Sixty-eight studies (number of participants not reported) were included in the review; three studies reported data for two different subgroups which were counted as separate studies. Sixty-eight studies reported data on detection rate and 18 reported data on false negative rate. Approximately 25% of the included studies reported consecutive recruitment (most of the others appeared to be retrospective). Approximately 60% of the included studies recruited an appropriate spectrum of patients (most of the others excluded T3 stage patients). Most (>85%) studies provided a complete description of the index test. Approximately 40% of studies used an appropriate reference standard regardless of the sentinel node biopsy result.
Detection rate: Pooled detection rates for patients with and without previous surgical biopsy were 91.3 (95% CI 89.2% to 93.1%) and 92.8% (95% CI 91.1% to 94.3%). Odds ratio and risk difference indicated no statistically significant difference in detection failure between the surgical and non-surgical biopsy groups; Ι² values indicated low to moderate between-study heterogeneity for both values.
Subgroup analyses indicated that superficial injection or use of radiotracer could result in a statistically significant difference in detection rates (OR 1.9, 95% CI 1.2 to 3.16; 16 studies) and (OR 2.8, 95% CI 1.7 to 4.5; 10 studies).
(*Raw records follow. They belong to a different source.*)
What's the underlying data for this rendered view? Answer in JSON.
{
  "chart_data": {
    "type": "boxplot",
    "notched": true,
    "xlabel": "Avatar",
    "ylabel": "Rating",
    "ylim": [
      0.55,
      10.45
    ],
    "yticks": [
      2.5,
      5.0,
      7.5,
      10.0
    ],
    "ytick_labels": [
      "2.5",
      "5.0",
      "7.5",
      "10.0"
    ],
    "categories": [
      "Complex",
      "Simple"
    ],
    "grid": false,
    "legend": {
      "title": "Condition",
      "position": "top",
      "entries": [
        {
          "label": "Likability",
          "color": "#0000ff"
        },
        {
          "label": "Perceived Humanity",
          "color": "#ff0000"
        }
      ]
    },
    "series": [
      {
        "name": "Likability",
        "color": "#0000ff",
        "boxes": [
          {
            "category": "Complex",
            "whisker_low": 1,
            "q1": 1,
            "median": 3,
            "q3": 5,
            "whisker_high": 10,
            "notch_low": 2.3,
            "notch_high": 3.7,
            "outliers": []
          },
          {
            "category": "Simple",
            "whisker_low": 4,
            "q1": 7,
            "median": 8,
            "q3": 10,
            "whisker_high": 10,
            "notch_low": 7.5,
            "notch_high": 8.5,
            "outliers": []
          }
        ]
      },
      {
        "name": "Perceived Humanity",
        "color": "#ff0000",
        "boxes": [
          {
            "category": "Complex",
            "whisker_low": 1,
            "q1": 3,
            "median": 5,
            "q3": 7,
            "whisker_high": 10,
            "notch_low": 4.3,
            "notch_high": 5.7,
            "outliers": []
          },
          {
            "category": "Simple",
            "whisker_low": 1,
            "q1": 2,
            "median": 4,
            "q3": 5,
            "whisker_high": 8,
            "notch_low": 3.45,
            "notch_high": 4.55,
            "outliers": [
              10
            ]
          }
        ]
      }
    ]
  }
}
Publication year had no significant effect on odds ratio. Publication bias was considered to be a concern for this analysis.
False negative rate: Pooled false negative rates for patients with and without previous surgical biopsy were 12.3% (95% CI 9.2% to 16.2%) and 9.9% (95% CI 7.7% to 12.7%). The odds ratio and risk difference of having false negative results in patients with a history of previous surgical biopsy compared to those without were 1.4 (95% CI 1.1 to 1.8, p=0.006) and 0.02 (95% CI 0.003 to 0.04, p=0.023) which meant that false negative results were statistically significantly less likely to occur in patients without a history of previous surgical biopsy. Ι² values indicated no between-study heterogeneity for both values.
Subgroup analyses indicated that biopsy method and depth of injection may affect the difference in false negative rates between the two groups. Publication year had no significant effect on odds ratio. Publication bias was not considered to be a concern for this analysis.